Despite the fact that the majority of immigrants to the U.S. are women, their prospects for well-paid careers are worse than those of men. Limited by domestic responsibilities, less education, lack of language skills, acculturation difficulties, and social isolation, women are at great risk of exploitative work, further perpetuating the vicious cycle of poverty. Hot Bread Kitchen captures lost human capital by bringing women’s traditional bread recipes to market, which builds recognition of the contribution of immigrant communities. Paid training in baking, access to a diverse professional and social network, and a flexible schedule allow women to develop careers that work for them. After six months of training, including English and computer studies, the women are empowered to launch their own enterprises, find jobs in the thriving commercial baking industry, or, at this stage of rapid growth, remain in management roles with Hot Bread Kitchen.
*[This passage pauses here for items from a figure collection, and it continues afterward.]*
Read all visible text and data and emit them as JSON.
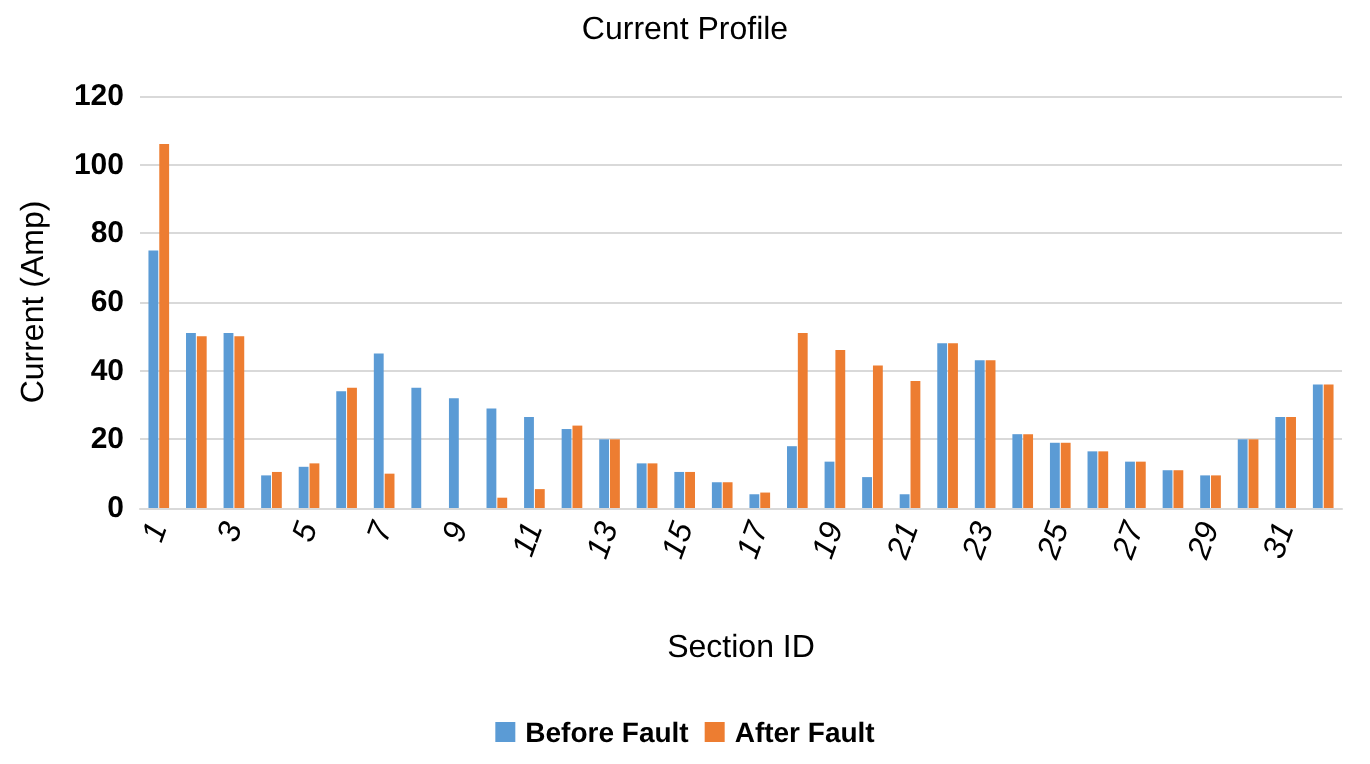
{
  "chart_data": {
    "type": "bar",
    "title": "Current Profile",
    "xlabel": "Section ID",
    "ylabel": "Current (Amp)",
    "categories": [
      "1",
      null,
      "3",
      null,
      "5",
      null,
      "7",
      null,
      "9",
      null,
      "11",
      null,
      "13",
      null,
      "15",
      null,
      "17",
      null,
      "19",
      null,
      "21",
      null,
      "23",
      null,
      "25",
      null,
      "27",
      null,
      "29",
      null,
      "31",
      null
    ],
    "series": [
      {
        "name": "Before Fault",
        "color": "#5b9bd5",
        "values": [
          75,
          51,
          51,
          9.5,
          12,
          34,
          45,
          35,
          32,
          29,
          26.5,
          23,
          20,
          13,
          10.5,
          7.5,
          4,
          18,
          13.5,
          9,
          4,
          48,
          43,
          21.5,
          19,
          16.5,
          13.5,
          11,
          9.5,
          20,
          26.5,
          36
        ]
      },
      {
        "name": "After Fault",
        "color": "#ed7d31",
        "values": [
          106,
          50,
          50,
          10.5,
          13,
          35,
          10,
          0,
          0,
          3,
          5.5,
          24,
          20,
          13,
          10.5,
          7.5,
          4.5,
          51,
          46,
          41.5,
          37,
          48,
          43,
          21.5,
          19,
          16.5,
          13.5,
          11,
          9.5,
          20,
          26.5,
          36
        ]
      }
    ],
    "ylim": [
      0,
      120
    ],
    "yticks": [
      0,
      20,
      40,
      60,
      80,
      100,
      120
    ],
    "grid": "y",
    "legend": "bottom"
  }
}
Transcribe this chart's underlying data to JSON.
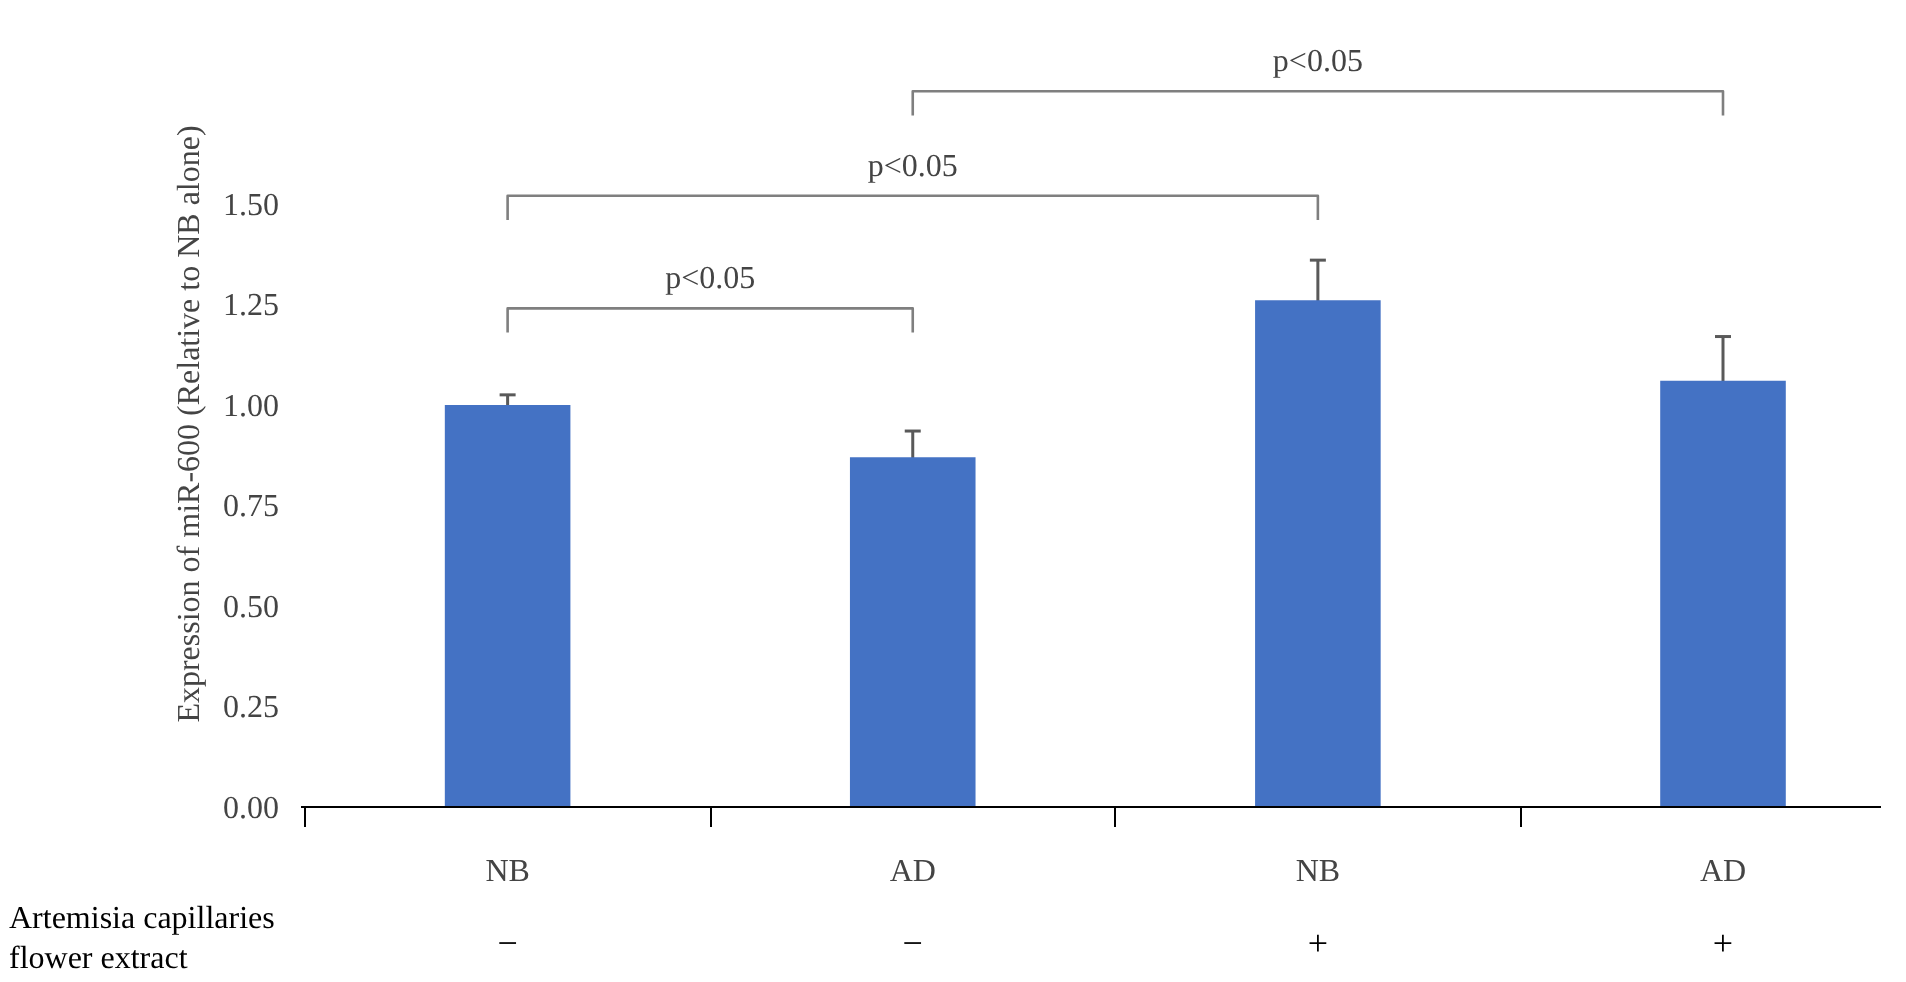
{
  "chart_data": {
    "type": "bar",
    "ylabel": "Expression of miR-600 (Relative to NB alone)",
    "categories": [
      "NB",
      "AD",
      "NB",
      "AD"
    ],
    "values": [
      1.0,
      0.87,
      1.26,
      1.06
    ],
    "errors": [
      0.025,
      0.065,
      0.1,
      0.11
    ],
    "color": "#4472c4",
    "ylim": [
      0,
      1.5
    ],
    "yticks": [
      {
        "value": 0,
        "label": "0.00"
      },
      {
        "value": 0.25,
        "label": "0.25"
      },
      {
        "value": 0.5,
        "label": "0.50"
      },
      {
        "value": 0.75,
        "label": "0.75"
      },
      {
        "value": 1.0,
        "label": "1.00"
      },
      {
        "value": 1.25,
        "label": "1.25"
      },
      {
        "value": 1.5,
        "label": "1.50"
      }
    ],
    "grid": false,
    "annotations": [
      "p<0.05",
      "p<0.05",
      "p<0.05",
      "Artemisia capillaries flower extract",
      "−",
      "−",
      "+",
      "+"
    ]
  }
}
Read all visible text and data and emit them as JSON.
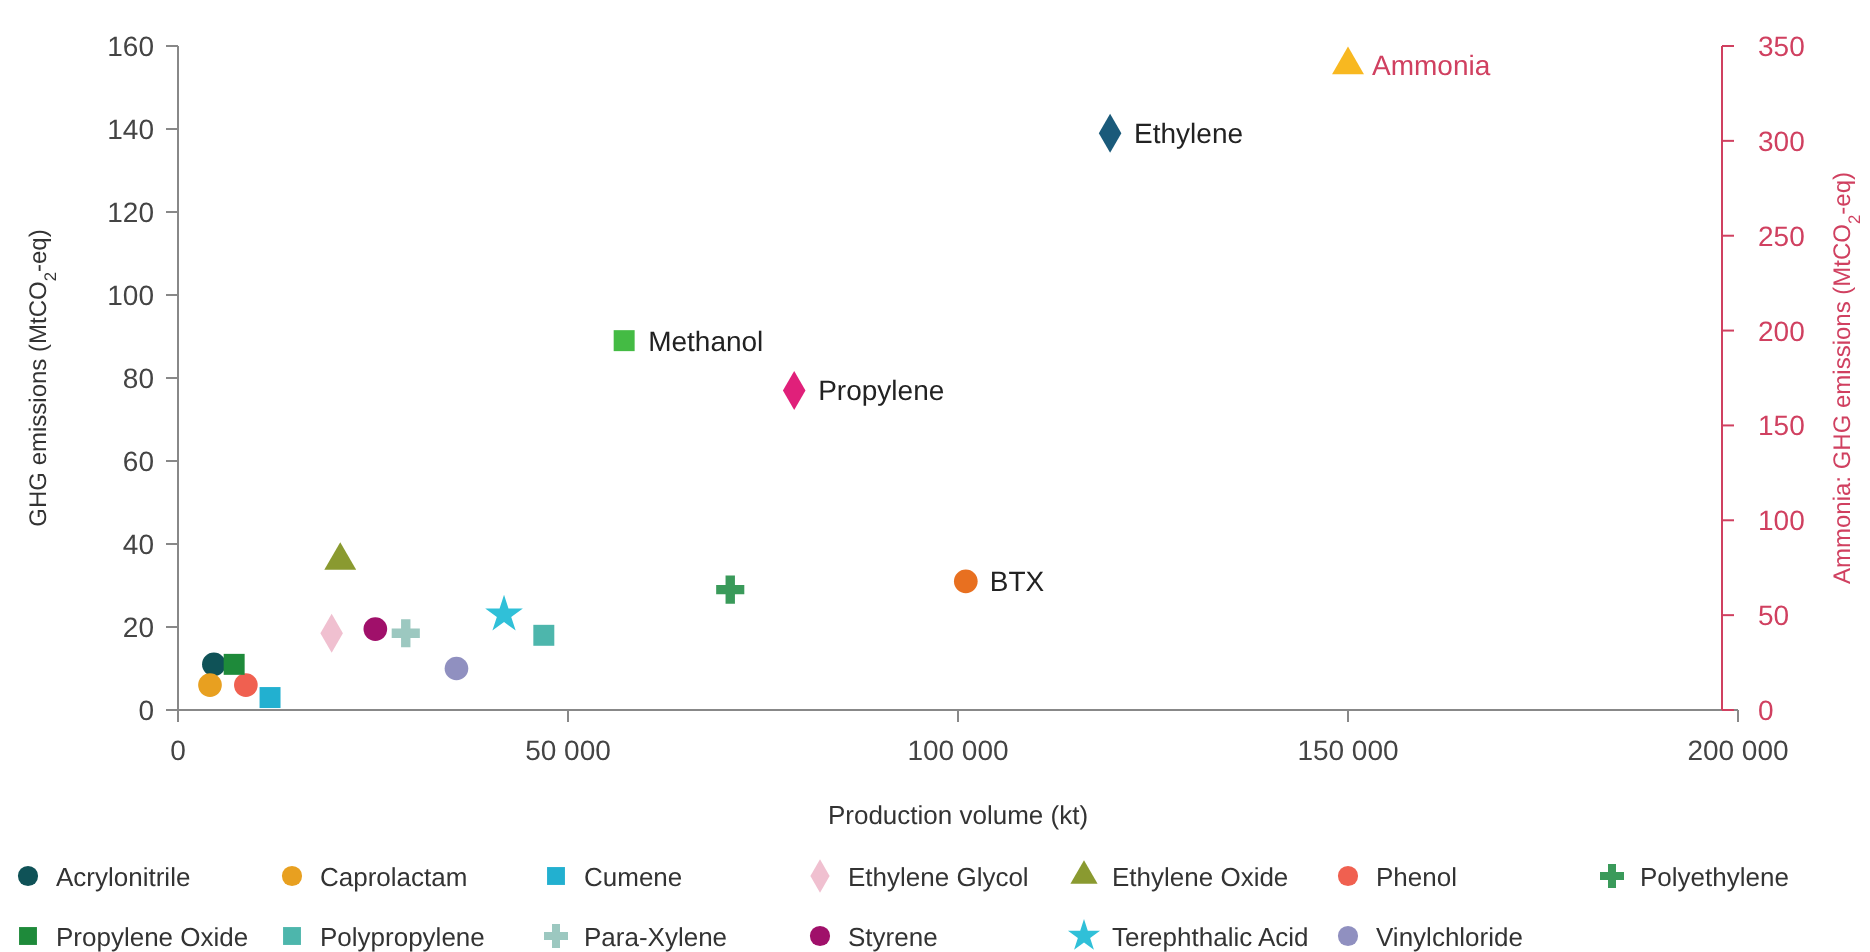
{
  "chart_data": {
    "type": "scatter",
    "xlabel": "Production volume (kt)",
    "ylabel": "GHG emissions (MtCO$_{2}$-eq)",
    "y2label": "Ammonia: GHG emissions (MtCO$_{2}$-eq)",
    "xlim": [
      0,
      200000
    ],
    "xticks": [
      0,
      {
        "value": 50000,
        "label": "50 000"
      },
      {
        "value": 100000,
        "label": "100 000"
      },
      {
        "value": 150000,
        "label": "150 000"
      },
      {
        "value": 200000,
        "label": "200 000"
      }
    ],
    "ylim": [
      0,
      160
    ],
    "yticks": [
      0,
      20,
      40,
      60,
      80,
      100,
      120,
      140,
      160
    ],
    "y2lim": [
      0,
      350
    ],
    "y2ticks": [
      0,
      50,
      100,
      150,
      200,
      250,
      300,
      350
    ],
    "grid": false,
    "legend": "bottom",
    "series": [
      {
        "name": "Acrylonitrile",
        "color": "#0f5257",
        "marker": "circle",
        "x": [
          4600
        ],
        "values": [
          11
        ]
      },
      {
        "name": "Caprolactam",
        "color": "#e8a020",
        "marker": "circle",
        "x": [
          4100
        ],
        "values": [
          6
        ]
      },
      {
        "name": "Cumene",
        "color": "#22b0d0",
        "marker": "square",
        "x": [
          11800
        ],
        "values": [
          3
        ]
      },
      {
        "name": "Ethylene Glycol",
        "color": "#f0c0d0",
        "marker": "diamond",
        "x": [
          19700
        ],
        "values": [
          18.5
        ]
      },
      {
        "name": "Ethylene Oxide",
        "color": "#8a9a30",
        "marker": "triangle",
        "x": [
          20800
        ],
        "values": [
          36
        ]
      },
      {
        "name": "Phenol",
        "color": "#f06050",
        "marker": "circle",
        "x": [
          8700
        ],
        "values": [
          6
        ]
      },
      {
        "name": "Polyethylene",
        "color": "#3a9a5a",
        "marker": "cross",
        "x": [
          70800
        ],
        "values": [
          29
        ]
      },
      {
        "name": "Propylene Oxide",
        "color": "#1e8a3a",
        "marker": "square",
        "x": [
          7200
        ],
        "values": [
          11
        ]
      },
      {
        "name": "Polypropylene",
        "color": "#4db6ac",
        "marker": "square",
        "x": [
          46900
        ],
        "values": [
          18
        ]
      },
      {
        "name": "Para-Xylene",
        "color": "#9cc8c0",
        "marker": "cross",
        "x": [
          29200
        ],
        "values": [
          18.5
        ]
      },
      {
        "name": "Styrene",
        "color": "#a0106a",
        "marker": "circle",
        "x": [
          25300
        ],
        "values": [
          19.5
        ]
      },
      {
        "name": "Terephthalic Acid",
        "color": "#30c0d8",
        "marker": "star",
        "x": [
          41800
        ],
        "values": [
          23
        ]
      },
      {
        "name": "Vinylchloride",
        "color": "#9090c0",
        "marker": "circle",
        "x": [
          35700
        ],
        "values": [
          10
        ]
      },
      {
        "color": "#44bb44",
        "marker": "square",
        "x": [
          57200
        ],
        "values": [
          89
        ]
      },
      {
        "color": "#e0207a",
        "marker": "diamond",
        "x": [
          79000
        ],
        "values": [
          77
        ]
      },
      {
        "color": "#e87020",
        "marker": "circle",
        "x": [
          101000
        ],
        "values": [
          31
        ]
      },
      {
        "color": "#1a5a7a",
        "marker": "diamond",
        "x": [
          119500
        ],
        "values": [
          139
        ]
      },
      {
        "color": "#f8b820",
        "marker": "triangle",
        "axis": "y2",
        "x": [
          150000
        ],
        "values": [
          340
        ]
      }
    ],
    "annotations": [
      {
        "text": "Methanol",
        "x": 57200,
        "y": 89
      },
      {
        "text": "Propylene",
        "x": 79000,
        "y": 77
      },
      {
        "text": "BTX",
        "x": 101000,
        "y": 31
      },
      {
        "text": "Ethylene",
        "x": 119500,
        "y": 139
      },
      {
        "text": "Ammonia",
        "x": 150000,
        "y": 155.4
      }
    ]
  }
}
Jessamyn Waldman Rodriguez is an entrepreneur and leader in the social enterprise movement.
Before launching Hot Bread Kitchen, Jessamyn focused on human rights, education and immigration issues in positions at NGOs, the government and the United Nations. After receiving her Master Baker Certificate from the New School and becoming the first female baker at Daniel Boulud’s eponymous restaurant, she launched Hot Bread from her home kitchen in 2007.
Jessamyn has received numerous awards and accolades, including the Global Citizen Award from the Clinton Global Initiative and Crain’s New York’s “40 Under 40.” She was named a 2016 Women of Influence by NY Business Journal and one of 2015’s “Most Innovative Women in Food” by Food & Wine and Fortune magazines.
Jessamyn is the author of The Hot Bread Kitchen Cookbook, published by Clarkson Potter and named Yahoo Food’s Best Cookbook of the Year in 2015.